There is also a video bible study series called “In the Wildflowers” that seems very good, but it is geared specifically toward women, and I know of at least one man in the church who was severely sexually abused in his childhood, and I’m sure there may be others. I’m not sure if they (or, quite frankly, anyone) would be interested in joining the group, but I’m not sure I would want to exclude them with a bible study that is SO geared toward women. However, a google search toward video bible studies brings up few results of actual video bible studies – they are mostly books, and the above mentioned one seems like the best.
I have drafted a few rules for the group, based on several internet support groups that I belong to, such as confidentiality and safe space rules that I would be glad to come in and discuss with you.

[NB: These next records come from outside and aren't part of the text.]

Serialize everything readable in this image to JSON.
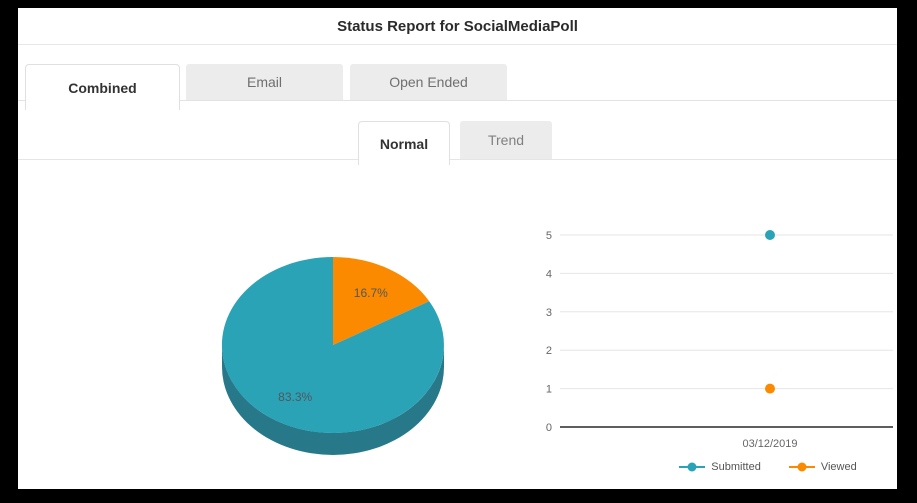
{
  "window": {
    "frame_color": "#000000",
    "background": "#ffffff"
  },
  "header": {
    "title": "Status Report for SocialMediaPoll"
  },
  "tabs": {
    "items": [
      {
        "label": "Combined",
        "active": true
      },
      {
        "label": "Email",
        "active": false
      },
      {
        "label": "Open Ended",
        "active": false
      }
    ]
  },
  "subtabs": {
    "items": [
      {
        "label": "Normal",
        "active": true
      },
      {
        "label": "Trend",
        "active": false
      }
    ]
  },
  "colors": {
    "teal": "#2BA3B7",
    "teal_dark": "#27798A",
    "orange": "#FB8A00",
    "grid": "#E6E6E6",
    "axis_zero": "#5E5E5E",
    "tick_label": "#666666",
    "pie_label": "#51575C",
    "legend_text": "#555555"
  },
  "chart_data": [
    {
      "type": "pie",
      "style": "3d",
      "start_angle": 0,
      "slices": [
        {
          "name": "Viewed",
          "value": 16.7,
          "label": "16.7%",
          "color": "#FB8A00"
        },
        {
          "name": "Submitted",
          "value": 83.3,
          "label": "83.3%",
          "color": "#2BA3B7"
        }
      ]
    },
    {
      "type": "scatter",
      "categories": [
        "03/12/2019"
      ],
      "series": [
        {
          "name": "Submitted",
          "color": "#2BA3B7",
          "values": [
            5
          ]
        },
        {
          "name": "Viewed",
          "color": "#FB8A00",
          "values": [
            1
          ]
        }
      ],
      "ylim": [
        0,
        5
      ],
      "yticks": [
        0,
        1,
        2,
        3,
        4,
        5
      ],
      "grid": true,
      "legend_position": "bottom"
    }
  ]
}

Basically, I’d like to come in and hear your opinions on this matter. If this were something we’d actually do, I would HIGHLY encourage everyone to seek individual counseling. I would go speak to the two counseling centers in town about their rates, and if we can get sliding scales or any type of thing for the people in the groups (I know Unified does sliding scales, but it’s based on income).

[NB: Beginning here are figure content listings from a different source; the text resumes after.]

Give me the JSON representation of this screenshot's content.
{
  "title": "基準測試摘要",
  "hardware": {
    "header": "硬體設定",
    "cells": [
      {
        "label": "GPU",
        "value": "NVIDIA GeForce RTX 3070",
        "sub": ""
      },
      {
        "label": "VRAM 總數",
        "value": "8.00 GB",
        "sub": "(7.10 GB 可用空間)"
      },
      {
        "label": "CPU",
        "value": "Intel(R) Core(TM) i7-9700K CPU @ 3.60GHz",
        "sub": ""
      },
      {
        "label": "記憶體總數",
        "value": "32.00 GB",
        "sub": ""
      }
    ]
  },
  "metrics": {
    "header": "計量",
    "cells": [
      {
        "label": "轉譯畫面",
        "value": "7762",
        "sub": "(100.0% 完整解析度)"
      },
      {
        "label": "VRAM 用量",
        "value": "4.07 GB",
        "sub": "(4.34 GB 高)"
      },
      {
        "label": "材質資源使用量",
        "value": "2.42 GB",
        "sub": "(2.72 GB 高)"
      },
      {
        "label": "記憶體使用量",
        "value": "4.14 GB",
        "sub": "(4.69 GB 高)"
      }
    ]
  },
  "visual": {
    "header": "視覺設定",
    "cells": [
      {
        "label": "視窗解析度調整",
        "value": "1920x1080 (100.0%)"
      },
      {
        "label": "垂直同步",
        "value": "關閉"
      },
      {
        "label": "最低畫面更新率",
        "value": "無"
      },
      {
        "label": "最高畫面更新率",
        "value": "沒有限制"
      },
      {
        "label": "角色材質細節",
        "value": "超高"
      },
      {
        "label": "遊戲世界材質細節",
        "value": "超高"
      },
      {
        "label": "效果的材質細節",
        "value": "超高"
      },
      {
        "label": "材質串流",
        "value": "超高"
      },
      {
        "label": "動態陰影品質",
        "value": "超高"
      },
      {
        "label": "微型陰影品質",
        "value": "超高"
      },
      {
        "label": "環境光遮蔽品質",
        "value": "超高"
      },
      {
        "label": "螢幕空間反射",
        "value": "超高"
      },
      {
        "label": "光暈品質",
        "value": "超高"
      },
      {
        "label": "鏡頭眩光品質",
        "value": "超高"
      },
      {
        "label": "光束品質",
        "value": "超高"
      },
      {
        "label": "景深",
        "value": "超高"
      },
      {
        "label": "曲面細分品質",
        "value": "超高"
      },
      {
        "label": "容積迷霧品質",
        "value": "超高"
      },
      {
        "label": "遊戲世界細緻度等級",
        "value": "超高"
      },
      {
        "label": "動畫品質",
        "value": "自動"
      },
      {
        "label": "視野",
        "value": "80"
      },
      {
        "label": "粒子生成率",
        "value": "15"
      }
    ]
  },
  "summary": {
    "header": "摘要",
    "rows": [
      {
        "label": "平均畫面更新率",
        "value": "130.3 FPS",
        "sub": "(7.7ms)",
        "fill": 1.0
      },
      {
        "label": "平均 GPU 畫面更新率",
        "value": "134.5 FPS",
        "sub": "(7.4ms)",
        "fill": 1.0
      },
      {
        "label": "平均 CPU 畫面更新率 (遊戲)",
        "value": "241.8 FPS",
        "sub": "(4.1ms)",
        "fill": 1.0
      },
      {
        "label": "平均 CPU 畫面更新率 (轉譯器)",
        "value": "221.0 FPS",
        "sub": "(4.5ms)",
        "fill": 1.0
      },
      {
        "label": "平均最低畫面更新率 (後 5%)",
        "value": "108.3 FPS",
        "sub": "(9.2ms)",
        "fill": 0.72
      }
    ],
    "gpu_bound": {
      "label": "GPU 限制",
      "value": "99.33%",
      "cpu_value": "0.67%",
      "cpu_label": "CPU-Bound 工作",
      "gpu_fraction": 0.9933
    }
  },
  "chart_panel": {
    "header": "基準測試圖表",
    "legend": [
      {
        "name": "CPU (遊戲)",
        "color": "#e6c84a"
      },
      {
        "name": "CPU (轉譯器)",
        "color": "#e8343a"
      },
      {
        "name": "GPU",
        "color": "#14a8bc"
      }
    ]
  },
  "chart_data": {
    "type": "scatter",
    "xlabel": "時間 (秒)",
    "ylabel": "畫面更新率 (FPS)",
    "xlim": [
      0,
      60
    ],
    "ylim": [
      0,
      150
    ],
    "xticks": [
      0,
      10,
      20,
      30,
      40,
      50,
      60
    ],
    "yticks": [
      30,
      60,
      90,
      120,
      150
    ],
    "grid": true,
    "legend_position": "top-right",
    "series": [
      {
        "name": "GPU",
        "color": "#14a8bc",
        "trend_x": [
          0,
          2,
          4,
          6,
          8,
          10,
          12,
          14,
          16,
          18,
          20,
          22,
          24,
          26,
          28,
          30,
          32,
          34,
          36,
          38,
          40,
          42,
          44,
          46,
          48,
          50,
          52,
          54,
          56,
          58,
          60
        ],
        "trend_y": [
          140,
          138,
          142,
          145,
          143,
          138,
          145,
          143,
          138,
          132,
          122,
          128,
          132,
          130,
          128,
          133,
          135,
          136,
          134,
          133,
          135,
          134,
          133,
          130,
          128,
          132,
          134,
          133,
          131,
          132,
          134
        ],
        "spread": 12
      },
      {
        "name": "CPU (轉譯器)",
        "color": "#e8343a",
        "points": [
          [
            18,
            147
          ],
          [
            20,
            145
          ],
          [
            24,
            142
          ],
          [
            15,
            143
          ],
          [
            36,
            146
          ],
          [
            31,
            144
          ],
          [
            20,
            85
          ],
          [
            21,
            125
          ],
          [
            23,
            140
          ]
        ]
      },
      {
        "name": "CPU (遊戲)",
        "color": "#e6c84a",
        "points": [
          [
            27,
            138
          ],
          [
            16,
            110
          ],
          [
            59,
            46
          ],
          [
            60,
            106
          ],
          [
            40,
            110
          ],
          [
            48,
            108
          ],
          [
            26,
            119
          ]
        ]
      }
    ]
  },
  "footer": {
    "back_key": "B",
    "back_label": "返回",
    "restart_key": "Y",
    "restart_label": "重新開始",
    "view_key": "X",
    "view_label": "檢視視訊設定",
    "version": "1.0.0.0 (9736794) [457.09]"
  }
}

Through being in internet support groups, and also being in NA and celebrate recovery, I have learned that there is a tremendous amount of healing in being able to talk to people who have been in the same or similar situations as you, people who ‘get it’. Also, with sexual abuse in particular, the keeping it a dirty little secret hurts us. It keeps us ashamed of something that happened TO us, something that we were a victim OF, something that was NOT OUR FAULT, but society (and many times ourselves) makes us feel like it is. There is healing in realizing that it is not our fault, and it is not something we need to hide. Even if we can’t speak it in day to day life, at least we don’t have to hide it from each other.
And I was wondering if you’d be doing any type of message similar to the ‘sex for sale’ thing you did last year (or anything at all with a sexual damaging theme) that an offer for this group can be incorporated into?
Again, these are just my musings that I would like to get your opinions on. I just wanted to jot them all down on this email so that I don’t forget any of them when we talk.
What do you guys think? Do you think this is something that people would feel safe enough/ comfortable enough joining? I feel God's pull on this, so I'm going to start it anyway. If nobody wants to join it, so be it. I'll start it again (or try to) every time the new class schedule comes around and hope that someone gets up the courage to come. They had to do that with Celebrate Recovery, and now we have 10 members.
There are a LOT of victims of sexual abuse, most who hide it, many who are still in pain from it. It's the getting them to admit it and face it that's the problem.
Are there any other points to consider? Anything else I'd need to do in my research? I realize that I'll need to put a lot of work into this beforehand - this is NOT something I would start tomorrow. I will get several books on the subject and start reading them now. I will get the resource that we pick and read it/do the questions/watch the video now so that I can get aquanted with it myself first. This is NOT something to go into blindly, but both of the resources seem to to be very good. And this is NOT a professional setting - just a support group. Again, I would be STRONGLY incouraging everyone who is in the group to be in constant prayer as well as professional counsling. Counsling would NOT be the group's place, although healing and sharing would.